The United Nations yesterday warned it may have to shut down aid projects in Pakistan
Islamabad: The United Nations yesterday warned it may have to shut down aid projects in Pakistan, after receiving only a fifth of the funds requested in an appeal for more than half a billion dollars.
The UN launched the $537 million (Dh1,97 million) appeal in February to feed and assist more than one million people displaced by conflict in Pakistan's northwest and in border areas with Afghanistan.
"The response by the international community to this appeal is inadequate," UN humanitarian coordinator for Pakistan, Martin Mogwanja, told a news conference in Islamabad.

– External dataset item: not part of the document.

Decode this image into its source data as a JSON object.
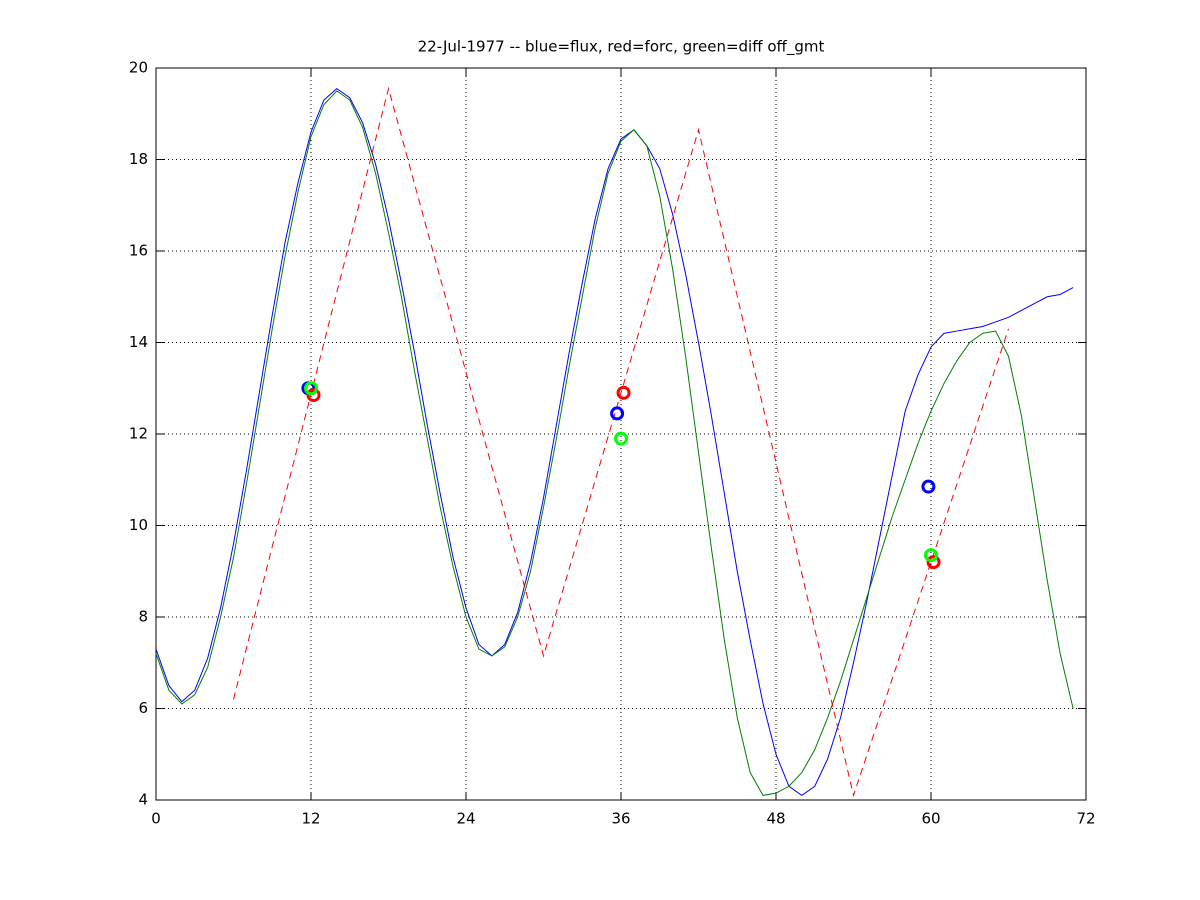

"Humanitarian actors responding to the needs of the people are concerned that some of the projects may have to be suspended because of lack of finances," he said.
Mogwanja said that the UN had so far received only $106 million from the donors, which was just 20 per cent of the total appeal.
He said the UN urgently needed the funding, with 1.3 million people still displaced in the northwest and the rugged tribal regions.
Mogwanja stressed that displacement had not ended and there were more people on the move in the tribal regions of Orakzai and Khurram.
The UN refugee agency said on Friday that more than 35,000 families or around 210,000 individuals from Orakzai and Khurram fled the military operation and Taliban-linked violence since November. These people have been registered as internally displaced persons, mostly in the northwestern towns of Hangu and Kohat.
Last year, a total of 3.1 million people were displaced from their homes in North West Frontier Province and the semi-autonomous Federally Administered Tribal Areas along the Afghan border.